Please note that 2.6.9 is security only, so the threshold for worrying about
things is a remotely exploitable security vulnerability that cannot be
reasonably worked around in Python code.
msg200353 - (view) Author: Larry Hastings (larry) * (Python committer) Date: 2013-10-19 01:24
Ping.  Please fix before "beta 1".
msg200450 - (view) Author: Roundup Robot (python-dev) (Python triager) Date: 2013-10-19 17:39
New changeset 214c0aac7540 by Serhiy Storchaka in branch '2.7':
Issue #19279: UTF-7 decoder no more produces illegal unicode strings.

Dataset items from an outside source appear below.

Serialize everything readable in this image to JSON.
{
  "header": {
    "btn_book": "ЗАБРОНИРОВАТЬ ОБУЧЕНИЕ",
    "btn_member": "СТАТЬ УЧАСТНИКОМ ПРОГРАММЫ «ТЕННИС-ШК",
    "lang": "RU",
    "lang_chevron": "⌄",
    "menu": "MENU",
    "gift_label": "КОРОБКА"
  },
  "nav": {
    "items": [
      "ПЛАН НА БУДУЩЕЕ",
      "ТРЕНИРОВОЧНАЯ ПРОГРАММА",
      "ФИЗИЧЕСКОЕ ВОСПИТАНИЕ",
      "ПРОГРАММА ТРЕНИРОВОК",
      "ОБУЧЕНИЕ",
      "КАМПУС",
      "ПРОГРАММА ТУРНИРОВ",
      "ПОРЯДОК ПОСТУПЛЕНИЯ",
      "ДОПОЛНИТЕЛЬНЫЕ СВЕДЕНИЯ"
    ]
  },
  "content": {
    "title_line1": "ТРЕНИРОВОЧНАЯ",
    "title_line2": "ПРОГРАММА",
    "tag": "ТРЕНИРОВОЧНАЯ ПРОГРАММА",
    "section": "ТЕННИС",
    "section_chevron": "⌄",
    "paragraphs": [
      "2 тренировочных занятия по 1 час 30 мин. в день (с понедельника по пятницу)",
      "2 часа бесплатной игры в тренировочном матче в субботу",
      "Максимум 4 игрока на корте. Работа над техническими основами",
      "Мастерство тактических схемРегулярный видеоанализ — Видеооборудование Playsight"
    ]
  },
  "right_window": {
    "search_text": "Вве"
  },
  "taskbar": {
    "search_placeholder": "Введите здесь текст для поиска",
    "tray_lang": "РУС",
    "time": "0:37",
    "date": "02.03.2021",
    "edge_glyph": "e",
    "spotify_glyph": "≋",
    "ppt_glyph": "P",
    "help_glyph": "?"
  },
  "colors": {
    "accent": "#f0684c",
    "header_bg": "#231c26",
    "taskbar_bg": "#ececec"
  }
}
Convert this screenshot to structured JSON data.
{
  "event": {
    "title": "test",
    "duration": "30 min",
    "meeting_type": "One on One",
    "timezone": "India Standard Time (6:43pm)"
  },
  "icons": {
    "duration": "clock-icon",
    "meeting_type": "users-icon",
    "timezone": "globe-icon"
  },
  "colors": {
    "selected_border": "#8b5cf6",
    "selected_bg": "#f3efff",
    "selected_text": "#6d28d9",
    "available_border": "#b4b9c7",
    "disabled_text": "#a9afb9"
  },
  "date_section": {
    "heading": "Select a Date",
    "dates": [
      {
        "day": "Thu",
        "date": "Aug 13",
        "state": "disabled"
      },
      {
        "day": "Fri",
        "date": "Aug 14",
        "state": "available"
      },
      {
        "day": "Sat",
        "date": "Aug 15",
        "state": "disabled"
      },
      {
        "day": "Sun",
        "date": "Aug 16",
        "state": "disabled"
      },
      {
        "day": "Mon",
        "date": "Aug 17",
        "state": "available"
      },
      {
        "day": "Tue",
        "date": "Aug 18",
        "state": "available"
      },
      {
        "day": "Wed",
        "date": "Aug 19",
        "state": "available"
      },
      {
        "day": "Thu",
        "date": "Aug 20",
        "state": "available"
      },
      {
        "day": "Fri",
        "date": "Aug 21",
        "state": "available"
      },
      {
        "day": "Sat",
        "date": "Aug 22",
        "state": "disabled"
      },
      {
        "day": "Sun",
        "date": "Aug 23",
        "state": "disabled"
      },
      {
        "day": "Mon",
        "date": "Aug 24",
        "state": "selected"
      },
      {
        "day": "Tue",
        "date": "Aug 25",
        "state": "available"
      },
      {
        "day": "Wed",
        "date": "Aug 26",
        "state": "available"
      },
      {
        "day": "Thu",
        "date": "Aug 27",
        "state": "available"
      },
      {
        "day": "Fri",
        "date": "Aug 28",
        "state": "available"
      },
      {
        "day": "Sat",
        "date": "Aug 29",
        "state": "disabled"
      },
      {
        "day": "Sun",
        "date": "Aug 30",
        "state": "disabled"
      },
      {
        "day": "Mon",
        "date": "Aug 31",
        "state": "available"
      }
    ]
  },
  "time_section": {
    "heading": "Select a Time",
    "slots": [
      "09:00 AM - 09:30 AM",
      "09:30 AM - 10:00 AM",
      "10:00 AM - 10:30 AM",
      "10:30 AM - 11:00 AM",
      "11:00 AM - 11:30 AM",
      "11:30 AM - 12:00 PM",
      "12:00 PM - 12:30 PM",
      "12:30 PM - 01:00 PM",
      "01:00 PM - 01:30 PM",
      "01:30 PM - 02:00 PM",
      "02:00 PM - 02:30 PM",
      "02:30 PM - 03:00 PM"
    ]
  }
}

New changeset f471f2f05621 by Serhiy Storchaka in branch '3.3':
Issue #19279: UTF-7 decoder no more produces illegal strings.

New changeset 7dde9c553f16 by Serhiy Storchaka in branch 'default':
Issue #19279: UTF-7 decoder no more produces illegal strings.

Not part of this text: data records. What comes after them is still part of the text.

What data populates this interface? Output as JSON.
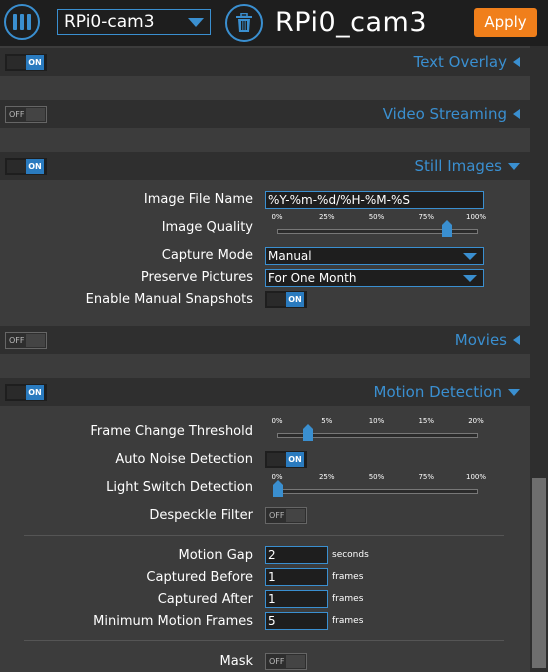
{
  "header": {
    "camera_selected": "RPi0-cam3",
    "camera_title": "RPi0_cam3",
    "apply_label": "Apply"
  },
  "sections": {
    "text_overlay": {
      "title": "Text Overlay",
      "toggle": "ON"
    },
    "video_streaming": {
      "title": "Video Streaming",
      "toggle": "OFF"
    },
    "still_images": {
      "title": "Still Images",
      "toggle": "ON"
    },
    "movies": {
      "title": "Movies",
      "toggle": "OFF"
    },
    "motion_detection": {
      "title": "Motion Detection",
      "toggle": "ON"
    }
  },
  "still_images": {
    "file_name_label": "Image File Name",
    "file_name_value": "%Y-%m-%d/%H-%M-%S",
    "quality_label": "Image Quality",
    "quality_ticks": [
      "0%",
      "25%",
      "50%",
      "75%",
      "100%"
    ],
    "quality_value_percent": 85,
    "capture_mode_label": "Capture Mode",
    "capture_mode_value": "Manual",
    "preserve_label": "Preserve Pictures",
    "preserve_value": "For One Month",
    "manual_snapshots_label": "Enable Manual Snapshots",
    "manual_snapshots_toggle": "ON"
  },
  "motion": {
    "threshold_label": "Frame Change Threshold",
    "threshold_ticks": [
      "0%",
      "5%",
      "10%",
      "15%",
      "20%"
    ],
    "threshold_value_percent": 3,
    "auto_noise_label": "Auto Noise Detection",
    "auto_noise_toggle": "ON",
    "light_switch_label": "Light Switch Detection",
    "light_switch_ticks": [
      "0%",
      "25%",
      "50%",
      "75%",
      "100%"
    ],
    "light_switch_value_percent": 0,
    "despeckle_label": "Despeckle Filter",
    "despeckle_toggle": "OFF",
    "motion_gap_label": "Motion Gap",
    "motion_gap_value": "2",
    "motion_gap_unit": "seconds",
    "captured_before_label": "Captured Before",
    "captured_before_value": "1",
    "captured_before_unit": "frames",
    "captured_after_label": "Captured After",
    "captured_after_value": "1",
    "captured_after_unit": "frames",
    "min_frames_label": "Minimum Motion Frames",
    "min_frames_value": "5",
    "min_frames_unit": "frames",
    "mask_label": "Mask",
    "mask_toggle": "OFF"
  },
  "colors": {
    "accent": "#3a8fd0",
    "apply": "#f07f1b",
    "toggle_on": "#2a7bbf"
  }
}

msg200465 - (view) Author: Roundup Robot (python-dev) (Python triager) Date: 2013-10-19 18:17
New changeset 73ab6aba24e5 by Serhiy Storchaka in branch '3.3':
Fixed tests for issue #19279.
msg201508 - (view) Author: STINNER Victor (vstinner) * (Python committer) Date: 2013-10-27 23:26
@Serhiy: What is the status of the issue?
msg201515 - (view) Author: Serhiy Storchaka (serhiy.storchaka) * (Python committer) Date: 2013-10-28 06:27
The bug is fixed on maintenance releases. Maintainer of 3.2 can backport the fix to 3.2 if it worth.
msg207788 - (view) Author: Serhiy Storchaka (serhiy.storchaka) * (Python committer) Date: 2014-01-09 19:39
Georg, is this issue wort to be fixed in 3.2? If yes, use the patch against 2.7.
msg215458 - (view) Author: STINNER Victor (vstinner) * (Python committer) Date: 2014-04-03 17:00
> Georg, is this issue wort to be fixed in 3.2? If yes, use the patch against 2.7.

msg222203 - (view) Author: Mark Lawrence (BreamoreBoy) * Date: 2014-07-03 17:51
To repeat the question do we or don't we fix this in 3.2?
msg222223 - (view) Author: STINNER Victor (vstinner) * (Python committer) Date: 2014-07-03 21:41
I suggest to close the issue. It's "just" another way to crash Python 3.2, like any other bug fix. Python 3.2 does not accept bug fixes anymore.